Le contrôle animalier est une compétence de chaque arrondissement depuis les fusions municipales. Mais en 2011, des allégations de maltraitance animale grave au sein de l’entreprise qui détenait la majorité de ces contrats, Berger blanc, sont diffusées par l’émission Enquête.

Depuis, plusieurs arrondissements ont cessé de faire affaire avec Berger blanc, mais les solutions de rechange se sont révélées difficiles à trouver. La SPCA a pris le relais dans plusieurs arrondissements de l’ouest de Montréal, mais seulement de façon temporaire. Certains arrondissements de l’Est font maintenant affaire avec des entreprises établies à l’extérieur de l’île.

La solution, selon les trois dernières administrations municipales : centraliser cette responsabilité à l’hôtel de ville. C’est ce que Maja Vodanovic demandera au conseil municipal d’approuver la semaine prochaine, en vue d’une attribution subséquente du contrat à Proanima.

Certains élus locaux risquent toutefois d’être difficiles à convaincre. Leur contribution financière au projet est beaucoup plus élevée que leur investissement actuel en contrôle animalier. Et ils seront, dans certains cas, à plusieurs kilomètres de ce nouveau centre.

« En ce moment, on paie très très peu. On paie à peu près 2 $ [par Montréalais par année] pour le service qu’on a. On va payer beaucoup plus cher. Ce qu’on va payer, c’est pas mal ce que paie la moyenne des villes canadiennes », a dit Mme Vodanovic. « Ce sont les donateurs de la SCPA qui ont donné 17 millions dans les dernières années et ont en fait financé le bien-être des animaux montréalais. »

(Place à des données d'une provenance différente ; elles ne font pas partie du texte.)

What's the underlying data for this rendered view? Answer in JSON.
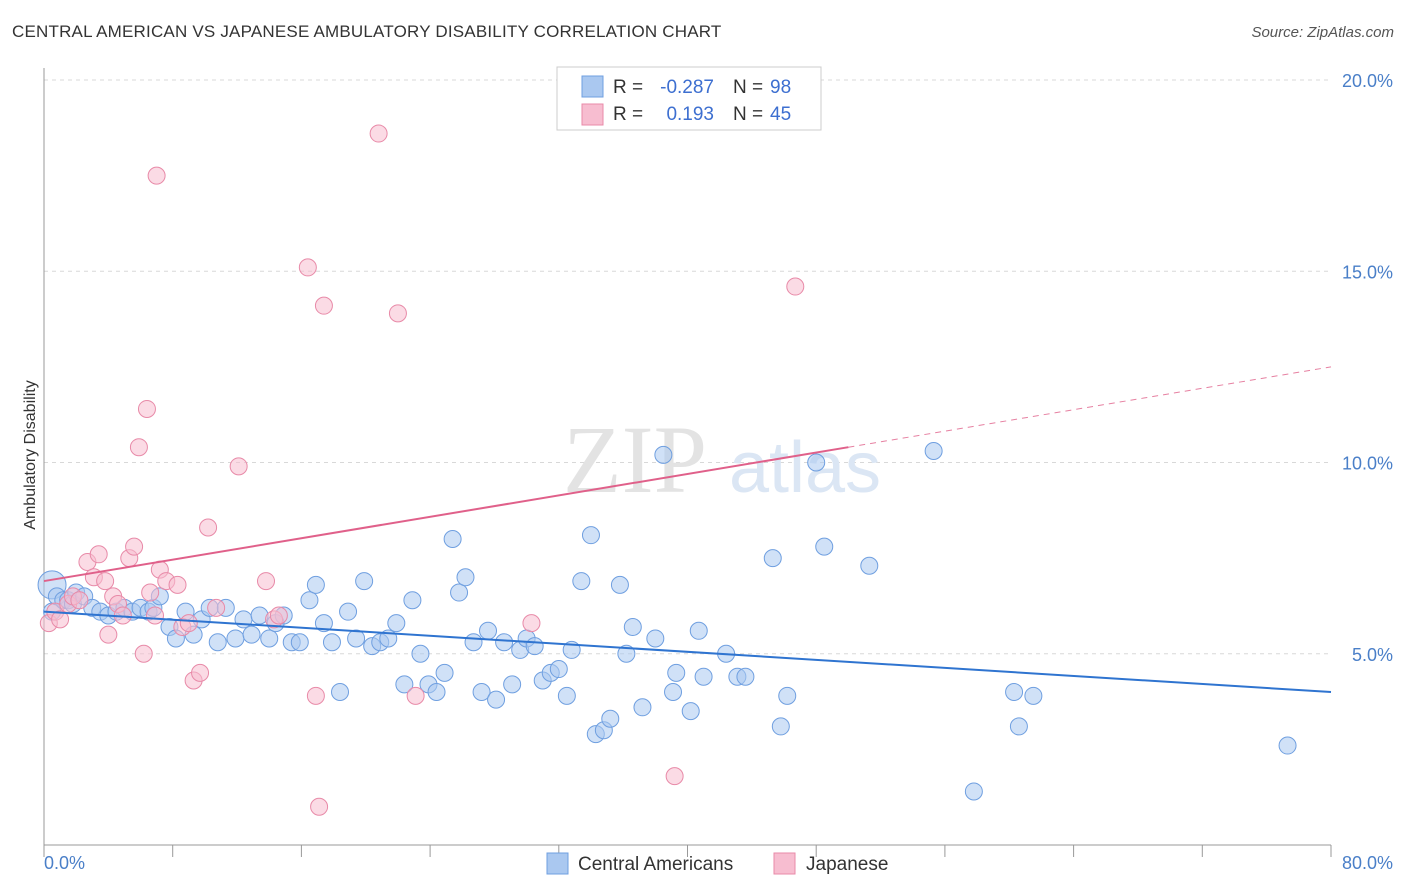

L’élue se dit convaincue de ne pas voir émerger de nouveau scandale de maltraitance animale avec Proanima.

L’histoire jusqu’à maintenant

2011

Radio-Canada révèle que l’entreprise qui gère les services animaliers de la plupart des arrondissements maltraite des animaux. Le maire Gérald Tremblay annonce que Montréal va elle-même prendre en charge ce dossier et construire un vaste centre animalier.

2014

Denis Coderre annonce que ce centre animalier, qui devait être construit au parc Angrignon avant 2016, sera plutôt construit dans le quartier Saint-Michel d’ici 2018 pour 23 millions.

2020

L’administration Plante annonce qu’elle abandonne le projet d’installation centralisée et ouvrira plutôt des petits refuges dans plusieurs quartiers. Deux ans plus tard, le scénario de trois refuges pour toute la ville est évoqué.